Jenny Diski FRSL (née Simmonds; 8 July 1947 – 28 April 2016) was an English writer. Diski had a troubled childhood, but was rescued by the older novelist Doris Lessing; she lived in Lessing's house for four years. Diski was educated at University College London, and worked as a teacher during the 1970s and early 1980s.

Diski was a regular contributor to the London Review of Books; the collections Don't and A View from the Bed include articles and essays written for the publication. She won the 2003 Thomas Cook Travel Book Award for Stranger on a Train: Daydreaming and Smoking around America With Interruptions.

Diski was a troubled teenager from a difficult, fractured home. Her parents were working-class Jewish immigrants to London. Her father, James Simmonds (born Israel Zimmerman), made his living on the black market. Her father deserted the family when Jenny was aged six. This caused her mother, Rene (born Rachel Rayner), to have a nervous breakdown, and Jenny was then put into foster care for a first time. Her father came back, but left forever when she was aged eleven. Diski spent much of her youth as a psychiatric in- or outpatient. At the same time, she immersed herself deeply in the culture of the '60s, from the Aldermaston marches to the Grosvenor Square protests, from drugs to free love, from jazz to acid rock, and a flirtation with the ideas and methods of R. D. Laing. Taken into the London home of a school-friend’s mother, the novelist Doris Lessing, Diski resumed her education; and by the start of the 1970s was training as a teacher, starting the Freightliners free school, and making her first publication.

Over the decades, Diski was a prolific writer of fiction and nonfiction articles, reviews and books.
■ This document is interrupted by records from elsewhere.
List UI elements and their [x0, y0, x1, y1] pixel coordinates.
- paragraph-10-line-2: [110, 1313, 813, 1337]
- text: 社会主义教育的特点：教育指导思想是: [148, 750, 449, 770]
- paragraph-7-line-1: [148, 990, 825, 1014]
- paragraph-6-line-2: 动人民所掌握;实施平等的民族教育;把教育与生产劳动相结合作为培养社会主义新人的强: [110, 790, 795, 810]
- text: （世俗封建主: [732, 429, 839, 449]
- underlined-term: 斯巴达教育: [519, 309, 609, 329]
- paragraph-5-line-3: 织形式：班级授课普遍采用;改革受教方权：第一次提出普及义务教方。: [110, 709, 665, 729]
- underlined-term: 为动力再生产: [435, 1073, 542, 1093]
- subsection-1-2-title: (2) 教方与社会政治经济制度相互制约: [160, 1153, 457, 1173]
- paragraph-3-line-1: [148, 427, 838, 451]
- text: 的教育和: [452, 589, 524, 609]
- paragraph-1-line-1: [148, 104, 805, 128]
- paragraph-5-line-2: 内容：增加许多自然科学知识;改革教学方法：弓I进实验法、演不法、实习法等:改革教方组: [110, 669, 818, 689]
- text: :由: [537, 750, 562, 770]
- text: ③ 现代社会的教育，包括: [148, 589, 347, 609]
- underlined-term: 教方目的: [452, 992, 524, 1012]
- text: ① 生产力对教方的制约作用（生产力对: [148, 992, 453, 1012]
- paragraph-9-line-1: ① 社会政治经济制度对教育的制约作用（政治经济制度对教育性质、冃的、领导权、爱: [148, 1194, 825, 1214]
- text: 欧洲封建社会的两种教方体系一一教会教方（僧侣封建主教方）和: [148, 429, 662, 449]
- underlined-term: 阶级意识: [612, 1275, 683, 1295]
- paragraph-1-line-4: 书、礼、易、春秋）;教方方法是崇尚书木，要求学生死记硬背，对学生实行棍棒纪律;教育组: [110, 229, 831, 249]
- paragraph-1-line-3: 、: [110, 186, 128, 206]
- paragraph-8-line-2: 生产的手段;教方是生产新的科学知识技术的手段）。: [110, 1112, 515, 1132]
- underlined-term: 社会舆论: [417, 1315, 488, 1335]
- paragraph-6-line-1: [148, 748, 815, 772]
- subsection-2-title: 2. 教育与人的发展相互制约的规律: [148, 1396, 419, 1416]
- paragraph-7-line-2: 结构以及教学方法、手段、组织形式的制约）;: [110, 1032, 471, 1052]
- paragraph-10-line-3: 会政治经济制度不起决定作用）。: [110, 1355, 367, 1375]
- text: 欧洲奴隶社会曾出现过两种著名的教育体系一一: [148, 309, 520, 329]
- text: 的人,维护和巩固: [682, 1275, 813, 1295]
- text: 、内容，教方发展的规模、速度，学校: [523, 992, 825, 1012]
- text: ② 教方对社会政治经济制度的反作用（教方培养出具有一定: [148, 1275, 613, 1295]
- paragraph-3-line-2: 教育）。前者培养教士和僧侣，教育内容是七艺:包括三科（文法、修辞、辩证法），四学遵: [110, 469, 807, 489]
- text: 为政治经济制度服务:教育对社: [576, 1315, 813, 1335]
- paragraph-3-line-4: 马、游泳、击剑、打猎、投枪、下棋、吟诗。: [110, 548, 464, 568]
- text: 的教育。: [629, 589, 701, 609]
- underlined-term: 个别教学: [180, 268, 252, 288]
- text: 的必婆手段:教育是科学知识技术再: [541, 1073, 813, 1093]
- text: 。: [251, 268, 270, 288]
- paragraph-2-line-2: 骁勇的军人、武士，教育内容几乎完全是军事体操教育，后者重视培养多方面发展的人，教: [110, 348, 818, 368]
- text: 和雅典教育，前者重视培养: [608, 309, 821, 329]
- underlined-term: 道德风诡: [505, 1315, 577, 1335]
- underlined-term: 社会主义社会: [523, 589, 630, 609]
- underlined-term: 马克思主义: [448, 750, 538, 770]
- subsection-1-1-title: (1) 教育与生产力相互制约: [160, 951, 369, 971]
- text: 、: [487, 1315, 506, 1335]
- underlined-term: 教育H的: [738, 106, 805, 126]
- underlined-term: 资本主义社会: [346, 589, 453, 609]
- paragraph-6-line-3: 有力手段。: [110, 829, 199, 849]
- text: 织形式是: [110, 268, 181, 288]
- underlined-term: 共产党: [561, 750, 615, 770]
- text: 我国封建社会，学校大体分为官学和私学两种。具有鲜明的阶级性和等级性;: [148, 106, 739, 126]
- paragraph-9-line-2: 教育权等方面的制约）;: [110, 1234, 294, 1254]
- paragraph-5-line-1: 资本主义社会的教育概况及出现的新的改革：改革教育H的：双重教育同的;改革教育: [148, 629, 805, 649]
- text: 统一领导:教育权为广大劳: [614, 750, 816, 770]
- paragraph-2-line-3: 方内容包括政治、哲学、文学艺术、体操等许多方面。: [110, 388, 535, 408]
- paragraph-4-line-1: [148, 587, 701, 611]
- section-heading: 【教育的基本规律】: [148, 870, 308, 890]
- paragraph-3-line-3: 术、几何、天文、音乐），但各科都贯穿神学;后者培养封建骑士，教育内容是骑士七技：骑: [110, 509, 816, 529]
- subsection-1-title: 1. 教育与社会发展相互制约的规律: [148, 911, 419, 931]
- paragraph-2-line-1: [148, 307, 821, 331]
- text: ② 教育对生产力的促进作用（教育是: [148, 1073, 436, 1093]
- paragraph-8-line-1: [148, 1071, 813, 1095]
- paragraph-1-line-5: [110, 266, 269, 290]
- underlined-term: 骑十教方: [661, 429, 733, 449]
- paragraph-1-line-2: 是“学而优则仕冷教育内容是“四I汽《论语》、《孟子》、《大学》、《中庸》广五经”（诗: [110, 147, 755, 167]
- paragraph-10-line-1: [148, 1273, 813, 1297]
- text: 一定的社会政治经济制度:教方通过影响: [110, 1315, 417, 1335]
Many of her early books tackle such troubling if absorbing themes as depression, sado-masochism, and madness. However, some of her later writings, such as Apology for the Woman Writing, strike a more positive note; while her spare, ironic tone, using all the resources of magic realism, provides a unique take on even the most distressing material. Compared at times to her mentor Lessing for their joint interest in the thinking woman, Diski was called a post-postmodern for her abiding distrust of logical systems of thought, whether postmodern or not.